What was remarkable, says Kevin McMahon, now a documentary filmmaker in Toronto, is that Burgoyne “was born into power and wealth in a small conservative city, yet he never wavered even slightly in championing our duty to stand for the truth, regardless of the consequences. But he was never pompous about it.

“As young journalists, he made us feel our work was important – but also insisted it be fun.”

In 1985, McMahon was part of The Standard‘s series on the police handling of a washroom sex scandal that won the top award at Canada’s investigative journalism conference in Vancouver. The picture of The Standard team that he feted first class to the conference at the then-new Pan Pacific Hotel, would become an icon for the newsroom.

It would encapsulate the Burgoyne business philosophy: train your charges well, give them confidence, backing and something to look forward to, and most importantly, have fun.

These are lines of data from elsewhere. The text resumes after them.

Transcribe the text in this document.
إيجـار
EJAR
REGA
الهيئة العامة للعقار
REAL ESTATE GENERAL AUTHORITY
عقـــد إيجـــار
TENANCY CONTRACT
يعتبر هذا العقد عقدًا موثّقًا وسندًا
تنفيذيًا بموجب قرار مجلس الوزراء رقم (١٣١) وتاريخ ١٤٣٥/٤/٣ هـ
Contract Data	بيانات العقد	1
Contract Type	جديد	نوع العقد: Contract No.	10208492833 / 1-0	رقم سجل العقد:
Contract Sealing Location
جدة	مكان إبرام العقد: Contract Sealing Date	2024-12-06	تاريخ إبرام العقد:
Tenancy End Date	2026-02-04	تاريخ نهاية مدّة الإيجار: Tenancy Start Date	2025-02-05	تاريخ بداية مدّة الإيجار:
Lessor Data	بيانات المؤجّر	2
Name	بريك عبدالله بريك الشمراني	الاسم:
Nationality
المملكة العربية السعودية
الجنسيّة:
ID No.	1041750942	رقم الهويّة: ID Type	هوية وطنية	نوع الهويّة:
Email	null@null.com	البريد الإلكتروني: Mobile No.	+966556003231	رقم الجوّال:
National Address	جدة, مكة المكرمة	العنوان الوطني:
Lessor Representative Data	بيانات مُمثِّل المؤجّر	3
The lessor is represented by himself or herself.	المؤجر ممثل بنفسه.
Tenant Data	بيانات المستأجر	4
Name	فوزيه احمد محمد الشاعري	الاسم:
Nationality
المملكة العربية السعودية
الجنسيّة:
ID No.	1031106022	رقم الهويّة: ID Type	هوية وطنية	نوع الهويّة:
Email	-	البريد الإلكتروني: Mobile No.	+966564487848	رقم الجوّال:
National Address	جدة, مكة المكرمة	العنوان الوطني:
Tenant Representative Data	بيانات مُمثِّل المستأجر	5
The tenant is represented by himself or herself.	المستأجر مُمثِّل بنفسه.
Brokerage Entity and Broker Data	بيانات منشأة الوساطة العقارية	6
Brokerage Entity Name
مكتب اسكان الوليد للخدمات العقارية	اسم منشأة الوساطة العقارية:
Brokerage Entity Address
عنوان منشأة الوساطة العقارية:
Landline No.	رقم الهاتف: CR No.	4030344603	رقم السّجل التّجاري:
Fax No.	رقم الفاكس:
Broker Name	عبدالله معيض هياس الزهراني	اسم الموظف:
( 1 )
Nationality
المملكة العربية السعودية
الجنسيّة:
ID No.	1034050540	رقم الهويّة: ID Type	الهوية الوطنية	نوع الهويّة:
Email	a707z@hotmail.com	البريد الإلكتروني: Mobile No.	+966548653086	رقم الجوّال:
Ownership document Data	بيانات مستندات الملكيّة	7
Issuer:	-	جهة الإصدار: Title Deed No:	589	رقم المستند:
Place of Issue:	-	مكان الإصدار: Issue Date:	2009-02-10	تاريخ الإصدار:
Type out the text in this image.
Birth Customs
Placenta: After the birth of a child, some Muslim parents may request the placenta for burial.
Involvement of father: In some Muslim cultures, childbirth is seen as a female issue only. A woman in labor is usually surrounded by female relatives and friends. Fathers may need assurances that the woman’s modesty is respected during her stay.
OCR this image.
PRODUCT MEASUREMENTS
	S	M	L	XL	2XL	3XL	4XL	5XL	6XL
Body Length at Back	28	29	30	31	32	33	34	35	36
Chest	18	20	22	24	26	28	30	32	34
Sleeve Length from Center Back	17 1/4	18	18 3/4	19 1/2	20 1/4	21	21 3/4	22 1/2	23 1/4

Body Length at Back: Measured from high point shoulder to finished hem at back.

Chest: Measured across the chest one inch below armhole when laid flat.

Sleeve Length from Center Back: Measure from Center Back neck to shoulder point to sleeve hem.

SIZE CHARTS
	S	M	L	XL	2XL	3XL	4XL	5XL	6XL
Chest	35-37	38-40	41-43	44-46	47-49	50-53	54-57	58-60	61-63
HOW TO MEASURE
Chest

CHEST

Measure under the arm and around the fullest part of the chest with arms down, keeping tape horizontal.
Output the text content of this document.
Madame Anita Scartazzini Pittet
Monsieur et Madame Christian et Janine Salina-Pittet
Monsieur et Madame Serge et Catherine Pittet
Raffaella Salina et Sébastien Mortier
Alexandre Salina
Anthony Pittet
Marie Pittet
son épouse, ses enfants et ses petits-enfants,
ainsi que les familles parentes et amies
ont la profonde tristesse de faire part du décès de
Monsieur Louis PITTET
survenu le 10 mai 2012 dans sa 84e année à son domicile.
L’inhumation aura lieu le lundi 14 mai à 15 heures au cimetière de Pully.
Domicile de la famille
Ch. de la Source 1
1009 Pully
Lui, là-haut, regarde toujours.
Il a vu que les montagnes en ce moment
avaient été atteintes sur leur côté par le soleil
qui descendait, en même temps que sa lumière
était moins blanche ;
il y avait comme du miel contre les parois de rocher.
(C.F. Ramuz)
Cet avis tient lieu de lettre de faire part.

Over the next decade journalists at the relatively small paper would be nominated for three Michener awards, five national newspaper awards and over five years would win four journalist of the year titles in what was then the Western Ontario Newspaper Awards.

The gutted out remains of The Standard renewsroom on the second floor before the machines moved in to knock it to the ground. a parting shot by Doug Draper

The winner of three of those titles, Carol Alaimo, is now a military affairs reporter at the Arizona Daily Star in Tuscon. She felt there was such a fervour for investigative reporting at the paper that it developed a reputation in the community of an Argus, or all-seeing checks-and-balance on society. She had one retiring town clerk tell her, “You don’t know what shit didn’t go down here because somebody thought you’d find out.”

Burgoyne’s concern for the community was never more prevalent than when tragedy struck in the early 1990s with the death of Kristen French at the hands of Paul Bernardo and his wife Karla Homolka.

Henry Burgoyne. Hail to a great old boss and friend to his employees and to the community he lived and ran a newspaper in. file photo courtesy of the Burgoyne family

Anne Marie Owens, now a managing editor of news at the National Post, covered the Bernardo trial for The Standard with instructions to report with decency and honesty.

Henry’s instructions, she said, were: “I don’t care if we sell a single extra paper on this coverage. I just want it done properly.”

Kevin Cavanagh, his last managing editor before Burgoyne sold the paper to Southam and Conrad Black in 1996, said the people of Niagara have no idea of Burgoyne’s real impact. “Every resident in this city benefited from Henry’s integrity, whether they knew it or not,” said Cavanagh, who went on to work at the National Post and Hamilton Spectator.

The biggest compliment for the Burgoyne era came from one of Conrad Black’s minions who took over the paper, declaring it “too good of a newspaper” for a city of 130,000. Whereas Burgoyne was content to get a 10 per cent return, the Black-era people aimed for 35 per cent.

“He was one of a kind and the last emblem in Canada of a sadly missed era of family-owned, community-first daily newspapers,” says Peter Cooney, who toiled at The Standard in the early 1980s and is now an editor working in Washington D.C. “Henry cared about his journalists, valuing us as creative troublemakers rather than ‘content providers’ or ‘profit centers.’

“He was the boss every journalist dreams of and few are fortunate to know.”

John Nicol was an investigative producer with the CBC. He formerly worked with Maclean’s and The St. Catharines Standard. He now lives in Spain.